La lumière du matin se pose doucement sur les plaines de Hawke’s Bay, où le rythme du travail a longtemps suivi les saisons—plantation, récolte, préservation de ce que la terre offre avant que le temps ne l'emporte. Depuis des décennies, les usines qui se trouvent parmi les vergers et les champs de légumes ont également suivi ce rythme, transformant les pois, les tomates et les fruits en boîtes et bocaux familiers qui voyagent bien au-delà de ces routes tranquilles.
Mais dernièrement, l'air autour de ces bâtiments semble différent. Les travailleurs parlent plus doucement dans les salles de pause et les couloirs, comme si les sons ordinaires des machines et des bandes transporteuses avaient été rejoints par quelque chose de moins visible : l'incertitude qui flotte à travers la routine d'un autre quart de travail.
Au centre de cette inquiétude se trouve une proposition de Heinz Wattie’s visant à remodeler certaines de ses opérations à travers la Nouvelle-Zélande. Le plan, annoncé cette semaine, décrit la possible fermeture de trois installations de fabrication—à Auckland, Christchurch et Dunedin—tout en mettant fin aux travaux d'emballage liés aux lignes de produits congelés sur le site de King Street à Hastings. Si cela se concrétise, les changements pourraient affecter environ 350 postes à travers le pays.
Pour les communautés qui ont grandi aux côtés de l'entreprise pendant des générations, la nouvelle est arrivée comme un front lentement mouvant sur un terrain familier. Wattie’s a longtemps été tissé dans le paysage de l'industrie alimentaire néo-zélandaise, avec sa base à Hastings entourée de producteurs qui fournissent des tomates, des pois et d'autres cultures destinées aux cuisines à travers le pays.
Pourtant, l'entreprise affirme que les pressions qui façonnent la fabrication moderne sont devenues de plus en plus difficiles à naviguer. L'inflation mondiale croissante, l'évolution de la demande des consommateurs et les défis plus larges de l'industrie ont progressivement resserré les marges autour de la production locale. En réponse, la proposition inclut des plans pour cesser plusieurs lignes de produits, y compris les légumes congelés, le café Gregg’s et les dips vendus sous des marques telles que Mediterranean, Just Hummus et Good Taste Company.

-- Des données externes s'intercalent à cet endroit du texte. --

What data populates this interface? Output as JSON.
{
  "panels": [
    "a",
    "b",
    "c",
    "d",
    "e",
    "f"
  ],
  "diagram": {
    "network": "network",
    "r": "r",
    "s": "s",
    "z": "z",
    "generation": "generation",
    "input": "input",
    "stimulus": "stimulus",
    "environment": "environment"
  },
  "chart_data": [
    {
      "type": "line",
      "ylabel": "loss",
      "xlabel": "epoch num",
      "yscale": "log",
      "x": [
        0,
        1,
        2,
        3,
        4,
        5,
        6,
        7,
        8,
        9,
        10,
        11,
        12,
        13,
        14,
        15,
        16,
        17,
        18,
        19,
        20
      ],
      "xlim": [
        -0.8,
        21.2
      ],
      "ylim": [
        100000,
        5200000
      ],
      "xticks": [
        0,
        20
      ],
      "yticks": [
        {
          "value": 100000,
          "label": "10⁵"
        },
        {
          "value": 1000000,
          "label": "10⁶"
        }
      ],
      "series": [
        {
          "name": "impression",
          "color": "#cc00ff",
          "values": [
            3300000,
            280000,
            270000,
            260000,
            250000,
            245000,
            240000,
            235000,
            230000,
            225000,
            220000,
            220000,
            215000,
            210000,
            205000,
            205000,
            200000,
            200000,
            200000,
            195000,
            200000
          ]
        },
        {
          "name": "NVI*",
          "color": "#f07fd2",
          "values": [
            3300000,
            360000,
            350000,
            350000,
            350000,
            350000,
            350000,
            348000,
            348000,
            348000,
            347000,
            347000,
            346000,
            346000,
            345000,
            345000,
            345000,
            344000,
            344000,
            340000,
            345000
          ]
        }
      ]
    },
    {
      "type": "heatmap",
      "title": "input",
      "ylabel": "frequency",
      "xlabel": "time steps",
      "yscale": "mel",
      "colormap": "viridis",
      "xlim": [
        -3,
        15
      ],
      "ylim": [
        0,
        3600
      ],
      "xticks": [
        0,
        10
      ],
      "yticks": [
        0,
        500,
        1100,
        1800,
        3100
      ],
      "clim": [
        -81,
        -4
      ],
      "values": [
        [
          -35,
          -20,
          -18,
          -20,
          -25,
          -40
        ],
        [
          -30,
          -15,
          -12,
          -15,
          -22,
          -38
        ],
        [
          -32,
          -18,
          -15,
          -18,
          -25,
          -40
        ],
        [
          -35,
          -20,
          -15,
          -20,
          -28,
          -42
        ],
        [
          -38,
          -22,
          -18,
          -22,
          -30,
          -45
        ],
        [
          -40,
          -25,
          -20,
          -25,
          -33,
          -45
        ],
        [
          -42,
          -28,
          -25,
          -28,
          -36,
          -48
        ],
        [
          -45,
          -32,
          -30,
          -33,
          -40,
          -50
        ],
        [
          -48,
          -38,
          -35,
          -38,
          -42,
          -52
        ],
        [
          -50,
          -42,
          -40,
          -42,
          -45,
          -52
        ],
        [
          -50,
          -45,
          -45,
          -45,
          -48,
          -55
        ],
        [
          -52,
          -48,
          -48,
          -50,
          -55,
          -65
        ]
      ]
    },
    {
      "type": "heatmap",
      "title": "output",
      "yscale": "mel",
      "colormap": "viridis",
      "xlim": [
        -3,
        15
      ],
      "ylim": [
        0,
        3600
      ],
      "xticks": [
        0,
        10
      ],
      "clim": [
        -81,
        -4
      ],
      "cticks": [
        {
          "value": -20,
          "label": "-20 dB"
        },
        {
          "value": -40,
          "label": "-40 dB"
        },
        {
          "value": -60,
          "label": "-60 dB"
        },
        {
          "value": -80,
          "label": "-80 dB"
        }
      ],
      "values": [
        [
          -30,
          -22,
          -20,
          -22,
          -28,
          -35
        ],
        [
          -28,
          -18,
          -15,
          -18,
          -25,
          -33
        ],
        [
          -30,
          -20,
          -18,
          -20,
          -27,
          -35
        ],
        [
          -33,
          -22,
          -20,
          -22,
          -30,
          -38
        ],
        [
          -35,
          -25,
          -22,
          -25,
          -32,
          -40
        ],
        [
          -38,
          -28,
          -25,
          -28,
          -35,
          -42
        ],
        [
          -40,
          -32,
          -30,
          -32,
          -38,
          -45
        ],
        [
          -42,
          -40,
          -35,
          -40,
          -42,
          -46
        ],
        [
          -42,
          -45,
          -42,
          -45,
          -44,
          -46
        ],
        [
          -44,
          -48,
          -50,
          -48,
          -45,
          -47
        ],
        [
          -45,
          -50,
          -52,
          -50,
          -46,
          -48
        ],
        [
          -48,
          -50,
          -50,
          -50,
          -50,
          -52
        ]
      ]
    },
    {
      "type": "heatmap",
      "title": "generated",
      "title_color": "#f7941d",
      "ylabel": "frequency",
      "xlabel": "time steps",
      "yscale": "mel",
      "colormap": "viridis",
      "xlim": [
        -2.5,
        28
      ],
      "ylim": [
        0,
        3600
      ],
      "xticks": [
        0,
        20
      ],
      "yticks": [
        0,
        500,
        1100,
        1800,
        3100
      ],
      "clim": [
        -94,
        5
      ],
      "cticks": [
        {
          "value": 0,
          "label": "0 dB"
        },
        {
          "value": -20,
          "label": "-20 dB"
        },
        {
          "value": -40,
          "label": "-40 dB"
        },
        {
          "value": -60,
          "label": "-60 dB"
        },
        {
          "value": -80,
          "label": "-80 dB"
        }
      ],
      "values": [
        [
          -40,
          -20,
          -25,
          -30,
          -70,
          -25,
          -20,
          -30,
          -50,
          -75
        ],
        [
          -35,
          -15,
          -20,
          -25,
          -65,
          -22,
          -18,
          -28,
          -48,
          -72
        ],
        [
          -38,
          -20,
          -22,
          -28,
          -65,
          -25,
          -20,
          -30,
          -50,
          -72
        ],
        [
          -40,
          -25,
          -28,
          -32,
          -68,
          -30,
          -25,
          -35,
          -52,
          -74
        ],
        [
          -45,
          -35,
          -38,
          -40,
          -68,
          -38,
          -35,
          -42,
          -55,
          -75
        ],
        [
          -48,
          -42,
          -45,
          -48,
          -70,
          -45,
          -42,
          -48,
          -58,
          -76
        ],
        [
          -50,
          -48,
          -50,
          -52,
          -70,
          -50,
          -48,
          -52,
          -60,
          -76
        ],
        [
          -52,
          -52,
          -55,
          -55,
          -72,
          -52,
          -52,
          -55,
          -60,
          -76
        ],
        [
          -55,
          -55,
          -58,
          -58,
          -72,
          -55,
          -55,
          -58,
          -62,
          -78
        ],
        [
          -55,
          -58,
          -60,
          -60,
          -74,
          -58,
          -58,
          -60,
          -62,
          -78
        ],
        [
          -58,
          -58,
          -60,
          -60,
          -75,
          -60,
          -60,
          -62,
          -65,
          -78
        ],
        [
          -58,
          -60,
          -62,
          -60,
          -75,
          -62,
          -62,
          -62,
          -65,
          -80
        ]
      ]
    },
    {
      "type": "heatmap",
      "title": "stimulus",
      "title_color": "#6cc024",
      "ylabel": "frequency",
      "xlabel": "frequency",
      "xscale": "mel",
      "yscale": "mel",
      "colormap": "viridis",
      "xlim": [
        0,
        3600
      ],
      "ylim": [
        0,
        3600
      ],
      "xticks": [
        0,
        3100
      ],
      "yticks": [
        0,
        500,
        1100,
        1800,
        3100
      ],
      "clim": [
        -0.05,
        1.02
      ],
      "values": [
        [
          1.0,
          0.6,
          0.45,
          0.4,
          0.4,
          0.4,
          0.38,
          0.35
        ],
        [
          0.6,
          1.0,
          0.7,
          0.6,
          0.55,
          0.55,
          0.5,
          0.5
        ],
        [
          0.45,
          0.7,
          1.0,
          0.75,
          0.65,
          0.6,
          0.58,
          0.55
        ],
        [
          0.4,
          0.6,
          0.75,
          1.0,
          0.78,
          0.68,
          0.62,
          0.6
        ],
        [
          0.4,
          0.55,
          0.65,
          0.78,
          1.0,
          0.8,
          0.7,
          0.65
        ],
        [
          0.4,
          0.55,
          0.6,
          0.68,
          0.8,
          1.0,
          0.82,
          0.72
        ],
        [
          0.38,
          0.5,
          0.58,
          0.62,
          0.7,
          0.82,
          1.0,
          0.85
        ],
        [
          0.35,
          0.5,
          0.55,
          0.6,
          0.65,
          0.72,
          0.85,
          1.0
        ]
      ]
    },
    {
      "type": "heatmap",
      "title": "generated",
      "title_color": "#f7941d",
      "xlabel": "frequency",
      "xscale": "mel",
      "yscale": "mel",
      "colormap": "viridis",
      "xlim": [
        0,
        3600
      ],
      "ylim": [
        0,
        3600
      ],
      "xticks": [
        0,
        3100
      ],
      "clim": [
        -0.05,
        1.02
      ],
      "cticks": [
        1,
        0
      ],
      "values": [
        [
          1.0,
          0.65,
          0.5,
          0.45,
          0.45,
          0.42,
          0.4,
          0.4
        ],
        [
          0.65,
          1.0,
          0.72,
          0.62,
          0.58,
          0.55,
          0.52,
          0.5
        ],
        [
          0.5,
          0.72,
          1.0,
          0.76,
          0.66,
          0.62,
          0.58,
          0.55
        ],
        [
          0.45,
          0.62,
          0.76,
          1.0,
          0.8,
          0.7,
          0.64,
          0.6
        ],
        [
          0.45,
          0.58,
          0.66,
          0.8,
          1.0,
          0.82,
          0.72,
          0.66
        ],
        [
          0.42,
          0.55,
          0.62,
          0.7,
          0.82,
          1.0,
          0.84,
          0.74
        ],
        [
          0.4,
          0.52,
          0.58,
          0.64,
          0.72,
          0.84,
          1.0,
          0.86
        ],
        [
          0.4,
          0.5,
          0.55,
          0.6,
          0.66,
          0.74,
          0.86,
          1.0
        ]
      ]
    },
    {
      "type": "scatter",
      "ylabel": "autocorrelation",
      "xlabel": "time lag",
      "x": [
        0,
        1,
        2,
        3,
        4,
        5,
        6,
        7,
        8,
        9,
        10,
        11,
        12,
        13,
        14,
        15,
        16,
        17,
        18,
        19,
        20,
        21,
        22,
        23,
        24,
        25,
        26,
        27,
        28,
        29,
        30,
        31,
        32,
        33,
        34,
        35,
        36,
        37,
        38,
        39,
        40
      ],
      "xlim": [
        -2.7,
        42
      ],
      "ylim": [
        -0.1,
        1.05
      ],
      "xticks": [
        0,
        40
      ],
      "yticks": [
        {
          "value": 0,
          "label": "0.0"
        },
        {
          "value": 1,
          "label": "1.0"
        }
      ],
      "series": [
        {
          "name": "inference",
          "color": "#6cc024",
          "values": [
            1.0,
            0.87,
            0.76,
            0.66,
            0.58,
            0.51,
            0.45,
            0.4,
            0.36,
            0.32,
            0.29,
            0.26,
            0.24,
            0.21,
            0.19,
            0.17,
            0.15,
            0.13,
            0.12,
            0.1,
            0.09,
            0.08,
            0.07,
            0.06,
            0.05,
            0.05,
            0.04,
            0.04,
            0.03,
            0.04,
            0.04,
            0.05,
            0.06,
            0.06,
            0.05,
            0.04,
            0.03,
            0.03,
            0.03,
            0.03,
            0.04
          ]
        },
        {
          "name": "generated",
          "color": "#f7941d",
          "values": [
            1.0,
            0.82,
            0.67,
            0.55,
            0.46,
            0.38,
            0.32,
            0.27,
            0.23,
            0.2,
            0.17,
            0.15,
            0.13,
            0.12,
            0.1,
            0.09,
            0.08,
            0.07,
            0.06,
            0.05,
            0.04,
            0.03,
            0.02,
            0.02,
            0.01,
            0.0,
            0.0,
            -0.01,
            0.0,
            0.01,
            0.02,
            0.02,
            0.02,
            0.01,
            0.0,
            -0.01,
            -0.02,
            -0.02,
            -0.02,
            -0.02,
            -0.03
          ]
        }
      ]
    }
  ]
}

Le changement, s'il est finalisé, aurait des répercussions au-delà des murs de l'usine. Les fournisseurs et les producteurs—en particulier ceux liés à l'opération de Christchurch—pourraient également ressentir les effets, car des centaines de fermes ont historiquement contribué à la production du réseau de transformation de l'entreprise.
À l'intérieur de l'opération de Hastings, où de nombreux travailleurs ont passé des décennies sur le sol de l'usine, le moment revêt un poids particulier. Certains employés ont construit toute leur vie professionnelle au sein de l'entreprise, leurs carrières s'étendant sur le passage tranquille de trente ou même quarante ans. Pour eux, l'usine est plus qu'un lieu de travail ; c'est un point stable dans la carte changeante de l'industrie locale.
Les représentants syndicaux affirment que le moral des employés a chuté de manière significative depuis l'annonce de la proposition. Les conversations sur les futurs quarts de travail ont été remplacées par des questions sur ce qui va suivre, en particulier pour les travailleurs approchant de l'âge de la retraite ou ceux qui n'ont que rarement travaillé ailleurs.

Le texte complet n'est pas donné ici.